FireEye security experts have found that hackers are leveraging compromised websites to distribute fake updates for popular software used to deliver NetSupport Manager RAT.
NetSupport is an off-the-shelf RAT which system admins could use for remote administration of computers. Cyber criminals used to abuse this legitimate application to deploy malware on users’ PCs.
Recently, the security experts at FireEye have registered a hacking campaign which has been active for the past few months and has been leveraging compromised websites to spread fake updates for popular software (i.e. Adobe Flash, Chrome, and FireFox) that were also used to deliver the NetSupport Manager remote access tool (RAT).
“Over the last few months, FireEye has tracked an in-the-wild campaign that leverages compromised sites to spread fake updates.

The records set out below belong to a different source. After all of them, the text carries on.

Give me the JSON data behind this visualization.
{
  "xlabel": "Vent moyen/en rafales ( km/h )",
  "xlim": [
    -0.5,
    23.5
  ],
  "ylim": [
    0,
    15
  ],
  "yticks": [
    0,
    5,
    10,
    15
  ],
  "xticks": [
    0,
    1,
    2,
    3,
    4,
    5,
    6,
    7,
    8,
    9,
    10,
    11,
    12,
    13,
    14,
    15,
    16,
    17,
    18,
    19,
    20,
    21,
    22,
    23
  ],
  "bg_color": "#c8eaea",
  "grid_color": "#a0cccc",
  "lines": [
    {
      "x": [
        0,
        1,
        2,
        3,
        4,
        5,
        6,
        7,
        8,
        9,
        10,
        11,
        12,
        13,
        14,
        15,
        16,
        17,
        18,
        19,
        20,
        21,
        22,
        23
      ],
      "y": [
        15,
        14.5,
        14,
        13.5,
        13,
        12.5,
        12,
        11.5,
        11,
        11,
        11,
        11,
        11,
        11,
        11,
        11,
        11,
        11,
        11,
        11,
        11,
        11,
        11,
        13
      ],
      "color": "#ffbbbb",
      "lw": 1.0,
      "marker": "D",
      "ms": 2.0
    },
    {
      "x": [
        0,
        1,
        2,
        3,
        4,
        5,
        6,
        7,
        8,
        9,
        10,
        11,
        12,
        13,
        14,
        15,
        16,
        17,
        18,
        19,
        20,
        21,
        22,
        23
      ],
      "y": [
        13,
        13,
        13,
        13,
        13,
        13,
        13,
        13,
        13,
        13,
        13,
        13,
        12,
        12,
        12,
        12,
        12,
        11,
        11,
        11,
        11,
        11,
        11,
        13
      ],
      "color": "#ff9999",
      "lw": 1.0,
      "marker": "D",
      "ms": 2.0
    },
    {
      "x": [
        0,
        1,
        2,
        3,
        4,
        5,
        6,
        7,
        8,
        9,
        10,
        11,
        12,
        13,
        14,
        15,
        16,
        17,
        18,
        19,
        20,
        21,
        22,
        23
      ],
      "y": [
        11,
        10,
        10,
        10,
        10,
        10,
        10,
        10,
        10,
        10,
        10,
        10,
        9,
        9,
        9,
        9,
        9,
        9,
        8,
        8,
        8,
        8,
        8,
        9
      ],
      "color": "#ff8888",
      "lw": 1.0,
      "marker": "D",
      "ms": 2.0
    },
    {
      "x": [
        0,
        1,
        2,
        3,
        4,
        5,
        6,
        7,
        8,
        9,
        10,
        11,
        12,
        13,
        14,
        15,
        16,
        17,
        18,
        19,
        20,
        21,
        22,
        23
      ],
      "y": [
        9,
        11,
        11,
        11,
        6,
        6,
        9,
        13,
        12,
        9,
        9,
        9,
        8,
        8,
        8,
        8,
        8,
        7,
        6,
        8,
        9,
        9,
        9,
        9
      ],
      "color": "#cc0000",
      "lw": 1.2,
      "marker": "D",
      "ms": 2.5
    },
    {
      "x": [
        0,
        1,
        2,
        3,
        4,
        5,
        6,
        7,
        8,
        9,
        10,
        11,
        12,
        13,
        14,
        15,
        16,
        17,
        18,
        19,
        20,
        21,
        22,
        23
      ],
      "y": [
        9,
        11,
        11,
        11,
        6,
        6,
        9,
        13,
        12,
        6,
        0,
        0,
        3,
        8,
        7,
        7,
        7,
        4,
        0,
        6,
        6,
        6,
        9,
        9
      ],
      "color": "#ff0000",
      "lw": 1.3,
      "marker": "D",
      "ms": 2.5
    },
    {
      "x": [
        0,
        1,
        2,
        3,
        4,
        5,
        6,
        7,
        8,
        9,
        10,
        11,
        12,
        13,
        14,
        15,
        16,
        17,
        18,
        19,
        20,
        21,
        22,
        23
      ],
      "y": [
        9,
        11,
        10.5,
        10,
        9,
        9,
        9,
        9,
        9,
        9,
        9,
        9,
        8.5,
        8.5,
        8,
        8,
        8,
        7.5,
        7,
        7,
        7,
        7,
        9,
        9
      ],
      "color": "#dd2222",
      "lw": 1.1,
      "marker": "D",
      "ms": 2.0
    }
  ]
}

In some cases, the payload was the NetSupport Manager remote access tool (RAT).” the FireEye analysis states.
“The operator behind these campaigns uses compromised sites to spread fake updates masquerading as Adobe Flash, Chrome, and FireFox updates.”
“Since the malware uses the caller and callee function code to derive the key, if the analyst adds or removes anything from the first or second layer script, the script will not be able to retrieve the key and will terminate with an exception.” the analysis reads.
The step2 function gathers and encodes various system information and sends it to the server after that: computer name, user name, architecture, processors, OS, domain, BIOS version, manufacturer, model, anti-spyware product, anti-virus product, MAC address, keyboard, pointing device, display controller configuration, and process list.
Then, the server responds with a function called step3 and Update.js, which is the script to downloads and executes the final payload.
- 7za.exe: 7zip standalone executable
- LogList.rtf: Password-protected archive file
- Upd.cmd: Batch script to install the NetSupport Client
- Downloads.txt: List of IPs (possibly the infected systems)
- Get.php: Downloads LogList.rtf
The tasks performed by the script are:
1. Extract the archive using the 7zip executable with the password mentioned in the script.
2. After extraction, delete the downloaded archive file (loglist.rtf).
3. Disable Windows Error Reporting and App Compatibility.
4. Add the remote control client executable to the firewall’s allowed program list.
5. Run remote control tool (client32.exe).
6. Add Run registry entry with the name “ManifestStore” or downloads shortcut file to Startup folder.
7. Hide the files using attributes.
8. Delete all the artifacts (7zip executable, script, archive file).
Hackers use the NetSupport Manager to gain remote access to the compromised systems and control it.